Me siento en un banco, en un parque frente al colegio que hace muchos años dejó de existir. Sé que aquí juegan muchos niños al salir del cole. Hay varios columpios cochambrosos, pero que a los niños les encantan. Dejo que el sol bañe mi cara, y mientras robo al tiempo esos rayos solares, me pongo parsimoniosamente los guantes de cuero.

Realmente él no tiene la culpa. Todo resultó ser un desgraciado accidente. Pero sé que también podría haber sido evitado si mi amigo hubiera sido prudente. En primer lugar, si me hubiera hecho caso y me hubiera dejado conducir a mí.

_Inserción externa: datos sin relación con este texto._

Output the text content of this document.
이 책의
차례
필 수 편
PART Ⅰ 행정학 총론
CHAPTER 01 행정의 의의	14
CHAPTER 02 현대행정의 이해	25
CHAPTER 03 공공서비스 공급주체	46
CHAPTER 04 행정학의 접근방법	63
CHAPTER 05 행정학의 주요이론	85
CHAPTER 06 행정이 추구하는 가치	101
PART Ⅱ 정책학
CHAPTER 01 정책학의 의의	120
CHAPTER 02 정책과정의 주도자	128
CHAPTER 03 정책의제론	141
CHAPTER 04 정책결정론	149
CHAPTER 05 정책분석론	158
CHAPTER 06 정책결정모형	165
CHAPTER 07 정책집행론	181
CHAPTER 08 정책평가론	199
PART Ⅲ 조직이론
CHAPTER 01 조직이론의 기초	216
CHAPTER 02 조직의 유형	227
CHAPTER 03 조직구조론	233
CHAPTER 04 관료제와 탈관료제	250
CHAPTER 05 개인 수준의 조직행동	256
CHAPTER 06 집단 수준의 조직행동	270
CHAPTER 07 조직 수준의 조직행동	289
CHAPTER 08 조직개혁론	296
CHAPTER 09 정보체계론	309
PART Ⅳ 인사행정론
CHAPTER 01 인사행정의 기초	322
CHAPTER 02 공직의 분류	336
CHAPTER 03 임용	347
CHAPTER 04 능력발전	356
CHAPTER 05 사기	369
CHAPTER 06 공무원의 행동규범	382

Dos días después de finalizar mi Desenfocador, tuve la infeliz idea de probar su funcionamiento observando mi propio futuro reciente. He de decir, que en el futuro no se puede saber exactamente en qué momento nos encontramos. He logrado cerrar el intervalo entre uno y tres meses, pero no se puede ser más preciso con algo que aún no ha sido esculpido en la argamasa del tiempo. Sin embargo, en el pasado es mucho más sencillo. Se puede elegir una fecha concreta con un error máximo de más menos 2 días. Digo esto por lo siguiente:
Mi Desenfocador estaba conectado a una gran pantalla de plasma de mi laboratorio secreto. Quería ver mi futuro un mes adelante, para comprobar el funcionamiento general del ingenio. Simplemente deseaba echar un vistazo y hacer unos ajustes. Así que programé un mes. Como he dicho, no puedo estar seguro de que lo que vi vaya a ocurrir justamente dentro de un mes. Puede ser uno o cuatro, pues el intervalo está en tres meses, como ya expliqué antes. Así que no puedo saber el momento exacto en que ocurrirá. Sólo sé que ocurrirá, y bastante pronto.

En la pantalla vi que una llamada de teléfono me sacaba de la ducha. Era Carlos, para decirme que teníamos una reunión de trabajo muy importante, aquella misma noche. Yo me negué en rotundo, no deseaba salir aquel día, y estimaba que él solo podía encargase del asunto. Pero Carlos insistió. Estaba convencido de que allí había un gran negocio en ciernes. Así que al final cedí.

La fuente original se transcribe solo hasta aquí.